De manhã – período em que a conferência se centrou noutras experiências de reestruturação, Grécia, Argentina e Equador –, o fiscalista Eduardo Paz Ferreira, autor de A Austeridade Cura... A Austeridade Mata?, deu o tiro de partida. Para desdramatizar a discussão, lembrou que o próprio IGCP, a agência responsável pela tesouraria e a gestão da dívida do Estado, tem feito com as suas operações de mercado uma “certa reestruturação silenciosa da dívida”. Que Paz Ferreira diz não dispensar uma renegociação com os credores.

Para José Castro Caldas, Portugal vai continuar confrontado com baixos níveis de crescimento e, para evitar uma reestruturação, precisaria de “saldos orçamentais exorbitantes”. E isso, diz, implicaria “cortes violentos” na despesa ou “violentos aumentos dos impostos”, o que considera insustentável.

A solução, entende o investigador do Observatório Sobre Crises e Alternativas do Centro de Estudos Sociais da Universidade de Coimbra, obriga Portugal a preparar-se para uma reestruturação da dívida, mesmo que ela tenha de ser desencadeada de forma unilateral.

O socialista João Cravinho, um dos promotores do Manifesto dos 74, acredita que mais cedo ou mais tarde “alguma coisa vai suceder”, dadas as fragilidades da economia portuguesa, no que toca ao crescimento, ao nível das suas exportações e à dificuldade em conseguir excedentes orçamentais primários suficientes para baixar a dívida para níveis sustentáveis.

Dialogar na Europa
Em vez de Portugal desencadear pelo seu próprio pé, unilateralmente, um processo de reestruturação, Paulo Trigo Pereira defende que Portugal deve antes envolver-se numa “solução europeia para a dívida”, com “os parceiros que quiserem dialogar”. Um meio-termo entre os que defendem que seja desencadeado um processo unilateral e os que dizem que nada se deve fazer.

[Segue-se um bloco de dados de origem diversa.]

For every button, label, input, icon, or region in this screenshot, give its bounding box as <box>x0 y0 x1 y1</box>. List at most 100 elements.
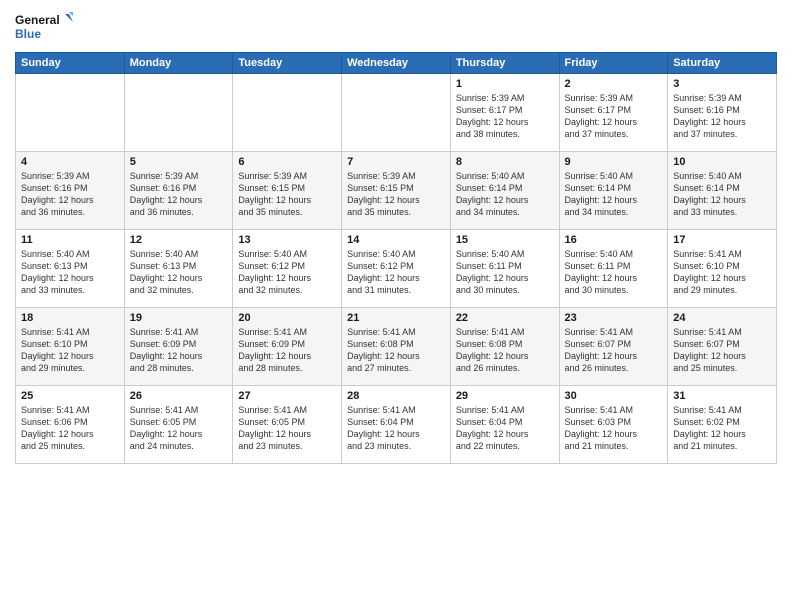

Para o presidente do Instituto de Políticas Públicas Thomas Jefferson-Correia da Serra, o Governo deve tomar a iniciativa de lançar o “diálogo com os parceiros e definir uma estratégia multilateral”, sem esperar que a solução surja do lado da Comissão Europeia ou do Conselho Europeu. Ora, para o economista, dizer que a solução deve ser europeia “não significa que não se faça nada”.

A questão, diria o economista João Duque, passa por “[saber qual é] o tempo de o fazer e a forma de o fazer”. Isto para transformar “uma situação de risco numa oportunidade”.

Trigo Pereira considerou ainda que “os direitos devem ter prioridade sobre a dívida”. “Eu protejo melhor os direitos sociais renegociando multilateralmente a dívida”. João Cravinho concorda: “Há direitos fundamentais de cidadania que têm precedência [sobre outros direitos do espaço público, como o pagamento da dívida aos credores]”.

Pela voz de Duarte Pacheco, a bancada social-democrata lançou alguns alertas sobre os impactos negativos de um processo de reestruturação. “Os perigos existem”, dramatizou o deputado do PSD, temendo um “agravamento concreto da vida dos cidadãos”. Defendeu que “todas as soluções devem ser desenvolvidas no campo europeu”, mas não explicou como as concretizar.

Já Paulo Sá, deputado do PCP, diz que manter o actual nível da dívida é que representa hipotecar o futuro do povo português. Dizer que a dívida é sustentável caso se concretizem determinados excedentes orçamentais difíceis de atingir “significa projectar uma política de empobrecimento” durante décadas, contrapôs. Posição semelhante assumiu o líder do grupo parlamentar do Bloco de Esquerda, Pedro Filipe Soares, que se insurgiu contra a ideia de que a dívida deve ser sobreposta a “tudo o que são direitos”.

João Duque, professor no ISEG, foi mais cauteloso, mostrando-se preocupado com o afastamento de compradores de dívida e com a possibilidade de o país seguir o mesmo caminho que a Argentina.

De manhã, Jorge Argüello, embaixador argentino em Portugal, defendeu a reestruturação da dívida como a única via que permitiu ao país lutar “contra os [fundos] abutres”. “A política de austeridade não foi parte da solução, mas foi claramente parte do problema”, vincou.

A discussão acabou também por revelar-se um debate sobre a liberdade. Castro Caldas sublinhou mesmo que foi “da maior importância” o Parlamento poder discutir a questão da dívida sem atender à pressão dos mercados.